Я подняла голову и села на кровати.
— Что со мной?
— Оленька, — кинулся ко мне Кряжимский, — тебе нужно лежать, в тебя стреляли.
— Муж Киселевой? — Я потрогала свою забинтованную голову.
— Откуда ты знаешь? — Кряжимский опустился на краешек кровати.
— Сопоставила некоторые детали, — сказала я. — Его поймали?
— Да, почти сразу… Я выбежал следом за ним, и мне удалось запомнить номер его машины. Я все-таки не понимаю, — сделал недоуменное лицо Кряжимский, — как тебе удалось вычислить его?
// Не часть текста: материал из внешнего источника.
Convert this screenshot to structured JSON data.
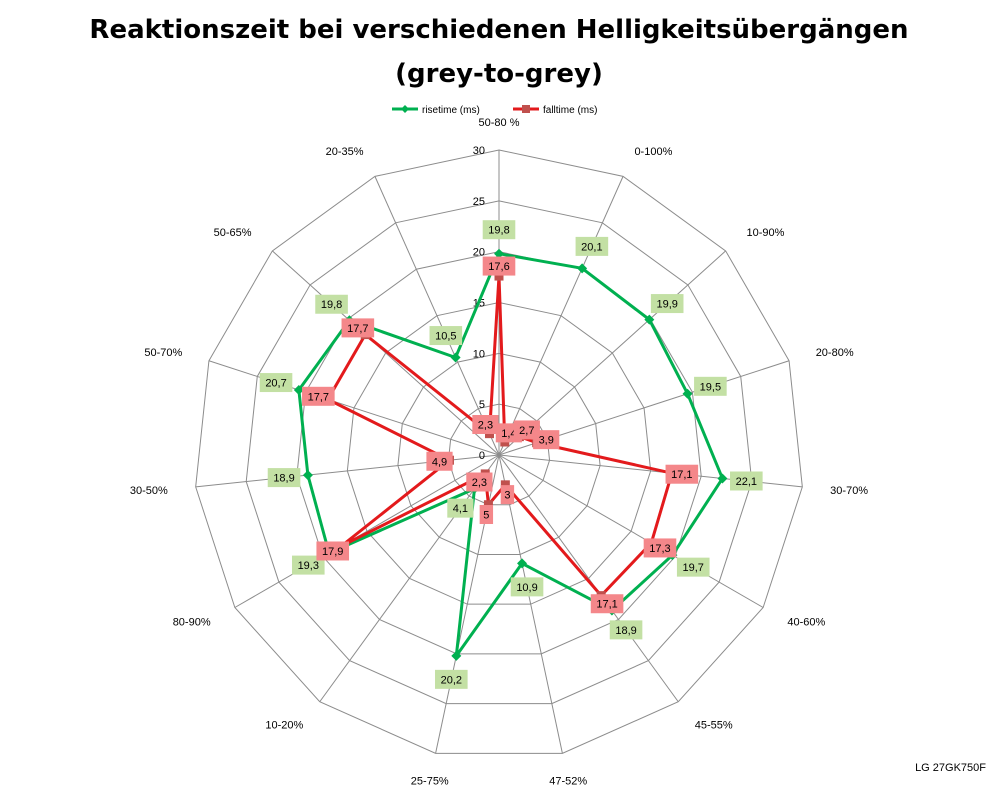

— В квартире, где жила Терещенко — помните, это та модель, которую уволила Марина Киселева? — я обратила внимание, что в пепельнице, стоящей на столе, лежит окурок с изжеванным фильтром. Когда я увидела такой же окурок в пепельнице в доме Музы Григорьевны, я вспомнила, что она мне говорила о душевном нездоровье ее мужа, предположив, что стрихнин он мог достать в клинике, где наверняка был частым гостем. Я сложила два и два, и у меня получилось четыре. Только я не ожидала, что Рудольф будет действовать так оперативно. В этом была моя ошибка.